Дивляна тоже смотрела на Вольгу, будто пыталась понять, что он за человек. У нее не укладывалось в голове, что этот образ из глубин памяти переместился снова в Явь. Да, это он — возмужал, похорошел, даже подрос немного, раздался в плечах, отпустил небольшую темно-русую бородку, которая так красиво подчеркивает и оттеняет открытые правильные мужественные черты лица. В левом ухе золотая серьга с маленьким красным самоцветом, кажется, лалом, раньше ее не было. Те же яркие глаза, те же густые брови, которыми она так любовалась, те же сильные руки… Но почему-то она не могла принять его в свое сердце, как раньше. Наоборот, при виде него ей хотелось плакать.

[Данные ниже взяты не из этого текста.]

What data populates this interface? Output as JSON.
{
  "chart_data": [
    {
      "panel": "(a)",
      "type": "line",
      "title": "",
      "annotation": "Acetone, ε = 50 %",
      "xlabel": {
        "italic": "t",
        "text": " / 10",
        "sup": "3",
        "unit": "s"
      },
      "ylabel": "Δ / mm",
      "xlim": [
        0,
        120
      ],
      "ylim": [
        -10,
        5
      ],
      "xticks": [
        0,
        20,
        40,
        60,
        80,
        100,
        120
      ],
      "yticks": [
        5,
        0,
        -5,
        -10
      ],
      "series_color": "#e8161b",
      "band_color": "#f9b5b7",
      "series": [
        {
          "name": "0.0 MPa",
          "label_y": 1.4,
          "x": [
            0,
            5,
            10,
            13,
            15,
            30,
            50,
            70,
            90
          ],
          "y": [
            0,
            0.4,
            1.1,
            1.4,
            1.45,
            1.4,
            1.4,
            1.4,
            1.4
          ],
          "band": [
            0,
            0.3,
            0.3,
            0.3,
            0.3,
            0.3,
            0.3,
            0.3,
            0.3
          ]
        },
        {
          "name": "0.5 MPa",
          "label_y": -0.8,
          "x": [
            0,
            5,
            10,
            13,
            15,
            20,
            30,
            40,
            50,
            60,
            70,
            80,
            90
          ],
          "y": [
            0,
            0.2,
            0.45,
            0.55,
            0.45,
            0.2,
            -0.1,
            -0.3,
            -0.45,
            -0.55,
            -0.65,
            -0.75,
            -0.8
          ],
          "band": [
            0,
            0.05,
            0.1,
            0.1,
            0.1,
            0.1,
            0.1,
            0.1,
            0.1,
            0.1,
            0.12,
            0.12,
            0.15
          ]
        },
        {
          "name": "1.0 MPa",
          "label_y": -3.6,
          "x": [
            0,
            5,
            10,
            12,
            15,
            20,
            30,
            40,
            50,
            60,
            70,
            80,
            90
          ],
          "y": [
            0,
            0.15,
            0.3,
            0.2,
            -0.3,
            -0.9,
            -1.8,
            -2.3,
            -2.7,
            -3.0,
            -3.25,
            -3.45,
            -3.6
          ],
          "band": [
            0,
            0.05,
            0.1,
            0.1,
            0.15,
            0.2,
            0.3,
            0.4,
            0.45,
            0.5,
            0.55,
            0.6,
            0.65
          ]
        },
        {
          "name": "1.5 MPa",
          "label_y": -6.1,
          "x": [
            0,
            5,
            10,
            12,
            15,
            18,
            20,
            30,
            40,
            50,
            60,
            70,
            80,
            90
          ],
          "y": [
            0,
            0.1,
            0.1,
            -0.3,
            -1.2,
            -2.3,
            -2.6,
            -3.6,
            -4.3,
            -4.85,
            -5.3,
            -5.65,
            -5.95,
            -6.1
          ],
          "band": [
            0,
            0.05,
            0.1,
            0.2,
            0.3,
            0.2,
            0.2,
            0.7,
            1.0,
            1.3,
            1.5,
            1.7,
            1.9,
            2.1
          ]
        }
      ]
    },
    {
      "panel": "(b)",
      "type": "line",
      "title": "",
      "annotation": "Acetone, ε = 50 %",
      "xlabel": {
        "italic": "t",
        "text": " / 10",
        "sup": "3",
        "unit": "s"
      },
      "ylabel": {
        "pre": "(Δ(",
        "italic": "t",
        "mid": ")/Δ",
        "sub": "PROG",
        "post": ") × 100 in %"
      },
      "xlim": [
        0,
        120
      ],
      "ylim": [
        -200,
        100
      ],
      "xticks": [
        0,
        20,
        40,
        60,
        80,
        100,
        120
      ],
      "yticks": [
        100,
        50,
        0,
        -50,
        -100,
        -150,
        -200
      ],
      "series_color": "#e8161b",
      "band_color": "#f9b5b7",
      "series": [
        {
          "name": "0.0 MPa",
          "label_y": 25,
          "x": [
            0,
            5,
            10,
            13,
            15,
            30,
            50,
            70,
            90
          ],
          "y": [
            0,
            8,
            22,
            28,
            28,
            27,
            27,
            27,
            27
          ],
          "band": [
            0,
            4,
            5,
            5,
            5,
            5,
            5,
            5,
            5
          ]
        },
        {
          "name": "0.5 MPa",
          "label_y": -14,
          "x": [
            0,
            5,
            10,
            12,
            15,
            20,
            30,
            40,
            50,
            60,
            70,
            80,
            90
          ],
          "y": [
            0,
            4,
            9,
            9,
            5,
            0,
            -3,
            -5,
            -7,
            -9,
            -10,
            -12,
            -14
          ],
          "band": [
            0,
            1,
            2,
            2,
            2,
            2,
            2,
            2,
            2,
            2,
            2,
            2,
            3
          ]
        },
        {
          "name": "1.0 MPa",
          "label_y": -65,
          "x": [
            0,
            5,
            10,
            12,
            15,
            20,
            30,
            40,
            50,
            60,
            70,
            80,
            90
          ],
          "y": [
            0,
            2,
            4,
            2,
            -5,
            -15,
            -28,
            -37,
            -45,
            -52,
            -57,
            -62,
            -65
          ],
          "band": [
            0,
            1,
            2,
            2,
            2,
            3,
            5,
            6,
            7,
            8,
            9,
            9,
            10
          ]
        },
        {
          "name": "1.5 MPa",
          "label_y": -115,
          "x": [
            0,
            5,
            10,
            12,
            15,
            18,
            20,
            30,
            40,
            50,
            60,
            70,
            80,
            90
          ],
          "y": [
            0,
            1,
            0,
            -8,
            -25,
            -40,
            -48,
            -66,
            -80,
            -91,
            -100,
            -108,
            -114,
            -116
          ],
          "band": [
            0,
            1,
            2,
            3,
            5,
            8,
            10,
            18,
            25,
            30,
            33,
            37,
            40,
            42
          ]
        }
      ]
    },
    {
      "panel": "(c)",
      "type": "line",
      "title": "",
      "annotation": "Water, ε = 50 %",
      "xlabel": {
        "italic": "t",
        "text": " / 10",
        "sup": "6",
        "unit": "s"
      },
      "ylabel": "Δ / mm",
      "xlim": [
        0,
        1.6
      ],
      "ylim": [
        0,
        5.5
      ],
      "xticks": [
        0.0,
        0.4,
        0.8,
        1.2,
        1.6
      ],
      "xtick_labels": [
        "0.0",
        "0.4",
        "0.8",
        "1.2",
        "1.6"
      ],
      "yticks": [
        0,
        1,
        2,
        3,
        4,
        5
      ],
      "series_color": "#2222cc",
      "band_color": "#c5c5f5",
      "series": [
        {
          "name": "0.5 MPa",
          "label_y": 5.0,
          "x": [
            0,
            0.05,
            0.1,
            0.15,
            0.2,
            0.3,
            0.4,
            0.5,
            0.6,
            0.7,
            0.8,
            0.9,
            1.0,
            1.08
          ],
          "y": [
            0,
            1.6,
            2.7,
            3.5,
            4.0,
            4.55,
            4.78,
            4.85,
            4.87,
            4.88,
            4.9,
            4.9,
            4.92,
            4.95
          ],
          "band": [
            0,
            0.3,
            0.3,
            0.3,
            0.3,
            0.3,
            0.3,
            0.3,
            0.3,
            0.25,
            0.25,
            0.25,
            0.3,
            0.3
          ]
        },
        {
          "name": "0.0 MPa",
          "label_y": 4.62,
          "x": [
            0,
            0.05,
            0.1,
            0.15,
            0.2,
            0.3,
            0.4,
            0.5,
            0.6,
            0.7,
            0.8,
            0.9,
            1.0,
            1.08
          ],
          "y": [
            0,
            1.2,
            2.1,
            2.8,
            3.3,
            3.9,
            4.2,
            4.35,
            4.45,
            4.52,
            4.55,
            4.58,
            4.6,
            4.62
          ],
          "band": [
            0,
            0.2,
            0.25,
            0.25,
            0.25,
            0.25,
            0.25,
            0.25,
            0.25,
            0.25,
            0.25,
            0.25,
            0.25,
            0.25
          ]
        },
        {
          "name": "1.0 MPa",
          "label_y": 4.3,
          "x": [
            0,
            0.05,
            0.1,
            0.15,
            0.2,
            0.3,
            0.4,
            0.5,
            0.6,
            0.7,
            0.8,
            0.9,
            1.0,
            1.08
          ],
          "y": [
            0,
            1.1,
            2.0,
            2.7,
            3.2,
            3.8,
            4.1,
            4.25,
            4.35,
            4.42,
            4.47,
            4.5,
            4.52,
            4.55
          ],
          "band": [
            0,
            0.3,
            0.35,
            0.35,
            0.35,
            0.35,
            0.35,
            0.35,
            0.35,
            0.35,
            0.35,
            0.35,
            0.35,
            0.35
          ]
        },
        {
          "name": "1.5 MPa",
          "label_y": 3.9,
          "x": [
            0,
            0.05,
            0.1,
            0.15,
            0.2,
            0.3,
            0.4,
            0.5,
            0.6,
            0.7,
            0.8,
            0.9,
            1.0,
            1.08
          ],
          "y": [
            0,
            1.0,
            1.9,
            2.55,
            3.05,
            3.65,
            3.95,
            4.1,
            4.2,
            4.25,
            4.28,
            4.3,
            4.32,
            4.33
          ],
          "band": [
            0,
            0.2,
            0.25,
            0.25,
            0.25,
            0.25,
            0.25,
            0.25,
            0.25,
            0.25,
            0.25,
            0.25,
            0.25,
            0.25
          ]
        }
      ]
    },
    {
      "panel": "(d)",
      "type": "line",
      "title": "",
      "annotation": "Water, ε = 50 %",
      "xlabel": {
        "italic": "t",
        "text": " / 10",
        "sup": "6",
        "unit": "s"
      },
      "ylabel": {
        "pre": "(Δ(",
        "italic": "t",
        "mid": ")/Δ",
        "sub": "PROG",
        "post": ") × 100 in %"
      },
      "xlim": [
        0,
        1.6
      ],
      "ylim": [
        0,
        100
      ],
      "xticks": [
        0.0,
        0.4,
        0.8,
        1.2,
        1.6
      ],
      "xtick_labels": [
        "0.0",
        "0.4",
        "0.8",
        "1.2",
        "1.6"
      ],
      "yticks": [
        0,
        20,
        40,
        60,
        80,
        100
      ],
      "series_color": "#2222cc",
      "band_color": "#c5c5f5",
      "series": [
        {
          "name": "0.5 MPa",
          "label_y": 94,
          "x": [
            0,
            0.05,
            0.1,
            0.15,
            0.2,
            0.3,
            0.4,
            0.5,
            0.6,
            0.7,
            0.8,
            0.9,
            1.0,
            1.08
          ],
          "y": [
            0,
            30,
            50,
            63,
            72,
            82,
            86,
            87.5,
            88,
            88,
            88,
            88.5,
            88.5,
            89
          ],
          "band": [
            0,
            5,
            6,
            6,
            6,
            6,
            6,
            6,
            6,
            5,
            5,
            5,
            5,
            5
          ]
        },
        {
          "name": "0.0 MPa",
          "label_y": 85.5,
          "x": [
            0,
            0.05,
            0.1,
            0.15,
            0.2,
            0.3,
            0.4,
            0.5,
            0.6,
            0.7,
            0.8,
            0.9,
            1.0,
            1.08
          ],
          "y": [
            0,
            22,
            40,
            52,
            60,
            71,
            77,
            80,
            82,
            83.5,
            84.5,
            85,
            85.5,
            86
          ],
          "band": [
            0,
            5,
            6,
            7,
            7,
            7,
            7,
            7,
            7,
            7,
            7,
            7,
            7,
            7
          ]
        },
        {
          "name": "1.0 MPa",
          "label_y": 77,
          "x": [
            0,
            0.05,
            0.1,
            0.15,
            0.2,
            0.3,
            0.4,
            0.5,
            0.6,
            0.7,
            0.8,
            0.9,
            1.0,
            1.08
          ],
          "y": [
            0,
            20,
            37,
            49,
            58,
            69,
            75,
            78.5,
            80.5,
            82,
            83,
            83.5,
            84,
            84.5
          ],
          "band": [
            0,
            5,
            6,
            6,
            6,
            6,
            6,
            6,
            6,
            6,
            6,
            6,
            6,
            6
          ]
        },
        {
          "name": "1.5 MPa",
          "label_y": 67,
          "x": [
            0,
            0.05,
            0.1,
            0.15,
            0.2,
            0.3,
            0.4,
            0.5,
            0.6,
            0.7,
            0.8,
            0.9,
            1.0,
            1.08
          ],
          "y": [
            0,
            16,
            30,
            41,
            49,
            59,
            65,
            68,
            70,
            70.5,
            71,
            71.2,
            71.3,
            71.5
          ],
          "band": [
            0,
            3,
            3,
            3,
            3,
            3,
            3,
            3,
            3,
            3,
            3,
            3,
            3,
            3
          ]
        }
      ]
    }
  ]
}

— А я кольцо твое берег, — тихо проговорил Вольга, будто угадав ее мысли. — Никакой другой жены себе не хотел, все о тебе думал. Сперва ждал, что пройдет, а оно не проходило. Год, два…
— Но ты ведь женат на Велеське. Я знаю.
— Я не женат на Велеське.
— Но я знаю! Велем рассказывал, как вас обручили.
— Обручили. Но я только ради чести согласился, а брать ее не хотел. Как видел ее, так тебя вспоминал, и будто ножом по сердцу. А потом понял: не верну тебя — не будет мне счастья. Боги наши клятвы тогда услышали, теперь и захочешь — назад не возьмешь.
— Но ты женишься на ней!
— Нет. Она уже замужем, и не за мной.
— А за кем?
Дивляну поразила мысль, что она, оказывается, вовсе не знает, как решилась судьба ее младшей сестры, которую она к тому же почитала наследницей своего несложившегося счастья.
— За варягом молодым. Стейном сыном Вестима… Нет, Вестим ему не отец, сестрич он его, все путаю. Ну, неважно. И в Изборске они теперь живут. Да и чуры с ними! — Вольга вдруг потерял терпение. — Я тебя хочу за себя взять! Я и с Ольгом потому пошел, как он меня на Киев позвал. Вот, думаю, сами боги мне товарища посылают, значит, хотят мне тебя вернуть. А ты… — Он опустил глаза, снова взглянул на нее и наконец выговорил: — А ты вроде и не рада?
Дивляна в недоумении смотрела на него, не веря, что он действительно не понимает. А потом прижала руку ко рту, будто ловя рвущиеся наружу рыдания: голова резко заболела, и она постаралась сдержать слезы, расслабиться.
— Как же я могу… — едва выговорила она, — могу… радоваться… Ты… ты хоть понимаешь, что вы наделали? Что ты наделал? Что теперь с Киевом? Жив ли там хоть кто-нибудь? Вы мой город разорили, мое племя погубили!
— Твое племя?
— Мое! Я четыре года здесь жила, старалась родной им стать… и стала! Это мое племя, мои люди, они меня и княгиней, и матерью своей звали, и я старалась быть им матерью! Я им хлеб растила чуть ли не из себя, чуть ли не себя в жертвы богам приносила, потому что от Аскольда не дождаться было помощи! А вы пришли, будто Змей Горыныч прилетел, — и что есть людей, те мертвы лежат!